Unfinished stories

I sold my first freelance pieces almost two decades go, true crime features for the old detective magazines. Mercifully, the editors didn’t demand writing as lurid as the artwork.

They were all published pseudonymously, so don’t bother trying to find them.

I wrote and sold dozens of pieces over a 2- to 3-year period, and have forgotten most of the stories, the names of most of the victims, and the names of most of their killers, too. Flicking through an archival copy of one of those magazines a while back, I was startled to realize I was skimming a piece that I had written but could remember nothing about. I finally stopped doing true crime pieces when, sitting in the breakfast nook with the newspaper one bright spring morning, I realized I was disappointed that it had been a few days since any Tarheels had exercised their extraordinary talent for garish murder (meaning, no projects in the pipeline).

A couple of stories have stuck in my head, though, because they were ones for which I opened files but could never complete. The worst of those, by a lot, is the murder of Shelby Rigsbee by Broadus Crabtree.

Rigsbee was a 31-year-old drug addict and prostitute, and her body was found in woods near some railroad tracks in nearby Durham. She had been beaten so badly that she was unrecognizable. A preliminary identification was made relying upon clothing and street notice that she was missing; the conclusive identification was made using fingerprints.
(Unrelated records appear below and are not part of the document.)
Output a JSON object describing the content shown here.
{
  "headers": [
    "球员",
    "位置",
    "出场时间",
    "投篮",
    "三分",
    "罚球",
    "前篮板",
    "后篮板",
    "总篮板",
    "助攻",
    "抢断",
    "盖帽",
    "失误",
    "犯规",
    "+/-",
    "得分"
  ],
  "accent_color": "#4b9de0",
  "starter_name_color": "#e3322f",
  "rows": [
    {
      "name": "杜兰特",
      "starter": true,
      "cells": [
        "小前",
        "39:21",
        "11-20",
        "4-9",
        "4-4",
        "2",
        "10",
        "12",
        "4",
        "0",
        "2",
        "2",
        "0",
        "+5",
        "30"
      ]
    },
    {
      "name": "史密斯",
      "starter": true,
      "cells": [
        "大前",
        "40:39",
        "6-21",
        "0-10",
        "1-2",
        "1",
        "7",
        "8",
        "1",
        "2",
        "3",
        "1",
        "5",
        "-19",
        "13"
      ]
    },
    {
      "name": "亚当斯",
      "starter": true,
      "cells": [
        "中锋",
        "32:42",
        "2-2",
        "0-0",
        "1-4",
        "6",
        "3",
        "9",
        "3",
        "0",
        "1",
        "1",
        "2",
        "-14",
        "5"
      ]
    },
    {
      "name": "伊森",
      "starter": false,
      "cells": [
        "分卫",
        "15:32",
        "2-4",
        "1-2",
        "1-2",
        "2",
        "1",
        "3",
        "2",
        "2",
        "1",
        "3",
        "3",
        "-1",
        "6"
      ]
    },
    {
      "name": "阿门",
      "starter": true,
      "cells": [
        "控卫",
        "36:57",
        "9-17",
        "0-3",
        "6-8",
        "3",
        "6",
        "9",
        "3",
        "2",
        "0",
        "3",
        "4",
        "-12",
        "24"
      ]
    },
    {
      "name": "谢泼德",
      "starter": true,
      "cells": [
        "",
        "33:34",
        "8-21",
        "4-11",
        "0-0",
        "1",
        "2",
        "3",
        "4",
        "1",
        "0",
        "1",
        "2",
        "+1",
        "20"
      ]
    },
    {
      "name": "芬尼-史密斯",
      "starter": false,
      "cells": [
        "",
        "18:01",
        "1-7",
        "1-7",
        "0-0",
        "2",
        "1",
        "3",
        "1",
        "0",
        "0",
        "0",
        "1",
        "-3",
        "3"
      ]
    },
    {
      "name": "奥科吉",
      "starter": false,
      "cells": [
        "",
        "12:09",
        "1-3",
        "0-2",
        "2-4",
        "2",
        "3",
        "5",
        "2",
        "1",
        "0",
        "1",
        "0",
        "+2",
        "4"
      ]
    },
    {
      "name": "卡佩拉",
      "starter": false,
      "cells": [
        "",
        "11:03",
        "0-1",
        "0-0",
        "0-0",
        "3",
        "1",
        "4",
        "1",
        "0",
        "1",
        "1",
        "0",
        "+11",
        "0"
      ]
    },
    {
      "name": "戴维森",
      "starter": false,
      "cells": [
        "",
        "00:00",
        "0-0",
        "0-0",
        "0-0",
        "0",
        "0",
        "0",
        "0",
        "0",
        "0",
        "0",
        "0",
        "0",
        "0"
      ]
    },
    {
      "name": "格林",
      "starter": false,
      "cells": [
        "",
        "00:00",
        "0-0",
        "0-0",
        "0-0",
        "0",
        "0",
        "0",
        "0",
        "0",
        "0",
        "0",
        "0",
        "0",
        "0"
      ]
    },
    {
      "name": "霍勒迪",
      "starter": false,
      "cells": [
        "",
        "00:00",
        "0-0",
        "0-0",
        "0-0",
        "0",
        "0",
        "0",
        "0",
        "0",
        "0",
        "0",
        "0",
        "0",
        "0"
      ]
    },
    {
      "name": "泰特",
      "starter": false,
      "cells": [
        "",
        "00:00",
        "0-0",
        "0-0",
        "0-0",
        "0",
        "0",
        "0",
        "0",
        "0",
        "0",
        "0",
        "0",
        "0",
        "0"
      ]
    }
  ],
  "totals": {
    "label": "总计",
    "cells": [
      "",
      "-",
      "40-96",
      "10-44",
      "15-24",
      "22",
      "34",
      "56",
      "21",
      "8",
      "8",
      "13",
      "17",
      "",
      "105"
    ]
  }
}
Almost immediately, suspicion fell upon a former Durham police officer named Broadus Crabtree. Crabtree had resigned the force because of ongoing medical problems in consequence of Agent Orange exposure in Vietnam. According to a news report of the time, Durham police were looking into Crabtree for other unsolved murders, too.

Three months later, a grand jury returned a sealed indictment and Crabtree was arrested; he entered a not guilty plea and bail was set at $100,000.

Two years later, Crabtree was in court to revise his plea to guilty; he was sentenced to probation. While Shelby Rigbee’s uncomprehending mother sat shocked, Crabtree walked out the front door of the courthouse and held an impromptu news conference during which he once again denied killing Rigsbee. He had changed his plea to guilty, he said, just to get the unpleasantness over with and to move on with his life.

Like … WTF??

And that was the end of the story — with far more questions left unanswered than resolved.

  • What drew the police’s attention to Crabtree? Was he known to hang-out with hookers and to be prone to violence?

  • Assuming he’s guilty, why did Crabtree kill Rigsbee? I have never been able to get a copy of the autopsy report out of the Medical Examiner, though it is supposed to be a public record; I have got a copy of the toxicology report, and Rigsbee had cocaine and alcohol in her at the time of her death.

    There was popular speculation at the time, at least around the courthouse, that Crabtree provided Rigsbee with drugs in exchange for sex.

    So … partying gone bad? That’s not unheard of.

  • But why, then, a sealed indictment? Durham County’s D.A. would not use that device again until the infamous Duke LaCrosse case. Why did this case, altogether humdrum on its face, warrant that secrecy?

  • What about the report that Durham police were looking at Crabtree for other unsolved murders? Yes? No? Uninformed chatter that should never have made it into the newspaper in the first place?

  • And why the light sentence?

Crabtree died in 2001, and is buried in a family plot near the coast. Rigsbee is buried in a shadowed corner of a small, hard-to-find church cemetery in Durham; the cemetery is maintained, but there is no evidence that anybody ever visits Rigsbee’s grave (the cup with a few buds is an ad hoc decoration by my wife, Dawn). The grave is marked with a small PVC cross and a metal tag.

And … that’s that. Nobody would talk then, the paperwork was shrouded, the lawyers orchestrated a hasty denouement, and the primary actors are all dead. Life goes on.

There are stories just like this on the seamy underside of every small town and city in America; they can’t all be chronicled, and most don’t deserve to be. But, seriously, even a hooker deserves better than Shelby Rigsbee got.